The goal is to see if Hubble can determine the makeup of Venus’ atmosphere by studying sunlight that has poured through it. Astronomers already know a great deal about Venus’ air, so next month’s observations are a test run to see if the technique could be used to determine the atmospheric composition of faraway alien planets, researchers said… (SPACE.com)

The Big Switch

The big switch is reversing the polarity – not on the Enterprise, Geordi LaForge, but on the Sun:

Approximately every 11 years the magnetic field on the sun reverses completely — the north magnetic pole switches to south, and vice versa. It’s as if a bar magnet slowly lost its magnetic field and regained it in the opposite direction, so the positive side becomes the negative side. But, of course, the sun is not a simple bar magnet and the causes of the switch, not to mention the complex tracery of moving magnetic fields throughout the eleven-year cycle, are not easy to map out. … (ScienceDaily)

Can I have my storm, please?

If you notice the complete absence of global catastrophe, it’s because the solar storm that arrived after this week’s series of eruptions from the Sun only struck the Earth a glancing blow.

Now, as people are noticing that the power grid didn’t collapse, computers didn’t fail worldwide, and GPS still worked (as well as it ever did), US space weather experts from the US National Oceanographic and Atmospheric Administration (NOAA)have downgraded the threat and are looking for explanations for the surprisingly low impact of the storm.

The only impacts reported by the NOAA are some brief interference with HF radio systems that have already passed. … (The Register)

Heavy!!

A newly discovered planet 4,000 light-years away is just too dense.

Dubbed CoRoT-20b, the planet is thought to be a gas giant about four-fifths the size of Jupiter and orbits close to a sunlike star.

Despite the new planet’s relatively diminutive size, this world has four times Jupiter’s mass, making CoRoT-20b one of the densest known planets, a new study says.

That poses a problem for astronomers: If CoRoT-20b is structured like a traditional gas giant, with a solid core surrounded by a gassy atmosphere, the planet’s core would have to make up 50 to 77 percent of the world’s total mass.

By contrast, Jupiter’s core is thought to represent just 15 percent of that planet’s mass.

To have such a robust core, CoRoT-20b would defy current theories for how planets form. … (NGC)

First, create debris, second, clean it up

In the future, hopefully we will travel farther from Earth. At the same time a lot of satellites will become smaller. And when their end has come, they should be cleaned up.

For mini-satellites, read the following article on the JAXA site.

An ultra-small satellite, so-called micro or nano-satellite, is one weighing less than 100kg in total mass. In this article, I will discuss specifically satellites of under 50kg. R&D on ultra-small satellites is being advanced at a remarkable pace across the world. In Japan, the laboratories of the University of Tokyo and Tokyo Institute of Technology started first to develop cansats weighing several 100 grams and lately succeeded in on-orbit demonstrations of 1kg-class cubesats for the first time in the world. Since then, activities on the satellites have started a trend. Today, energetic and promising young people from many universities and technical colleges have entered the world of the ultra-small satellite. As a result, new fields of space engineering are being explored…. (JAXA)

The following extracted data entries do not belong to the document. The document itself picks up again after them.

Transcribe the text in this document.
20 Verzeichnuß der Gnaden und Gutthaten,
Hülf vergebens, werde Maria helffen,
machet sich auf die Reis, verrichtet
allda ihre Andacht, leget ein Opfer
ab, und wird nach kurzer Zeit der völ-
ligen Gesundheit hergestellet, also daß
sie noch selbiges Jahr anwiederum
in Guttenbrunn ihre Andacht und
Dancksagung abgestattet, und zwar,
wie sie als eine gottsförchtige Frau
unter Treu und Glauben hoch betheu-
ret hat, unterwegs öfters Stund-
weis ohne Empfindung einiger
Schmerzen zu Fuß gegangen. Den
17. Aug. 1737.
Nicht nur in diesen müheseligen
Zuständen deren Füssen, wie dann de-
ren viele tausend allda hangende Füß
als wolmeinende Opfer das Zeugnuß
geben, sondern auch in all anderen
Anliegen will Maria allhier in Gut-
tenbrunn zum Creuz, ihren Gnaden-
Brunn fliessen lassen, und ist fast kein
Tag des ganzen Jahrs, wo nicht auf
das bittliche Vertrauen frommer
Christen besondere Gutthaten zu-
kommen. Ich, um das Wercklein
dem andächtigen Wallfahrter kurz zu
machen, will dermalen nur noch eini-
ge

And if you want more info about the cleanup, here’s a Swiss initiative.

By the middle of the decade, it may be possible to salvage satellites that run out of fuel or suffer minor malfunctions in orbit.

Canada-based aerospace firm MacDonald, Dettwiler and Associates Ltd. is designing a spacecraft that will serve as an orbiting gas station and mechanic. The robotic vehicle will be able to top off satellites’ fuel tanks and perform minor repairs as needed. MDA’s first servicing satellite could be ready to go by 2015 or 2016, if a suitable customer steps up, company officials said.

“The future for space servicing is definitely now,” Dan King, director of orbital robotics at MDA, said during a presentation with NASA’s Future In-Space Operations working group yesterday (Feb. 15). “The key technologies that are needed to do some fundamental operational-type services are here.” … (SPACE.com)

It’s great to see it all come together in the future.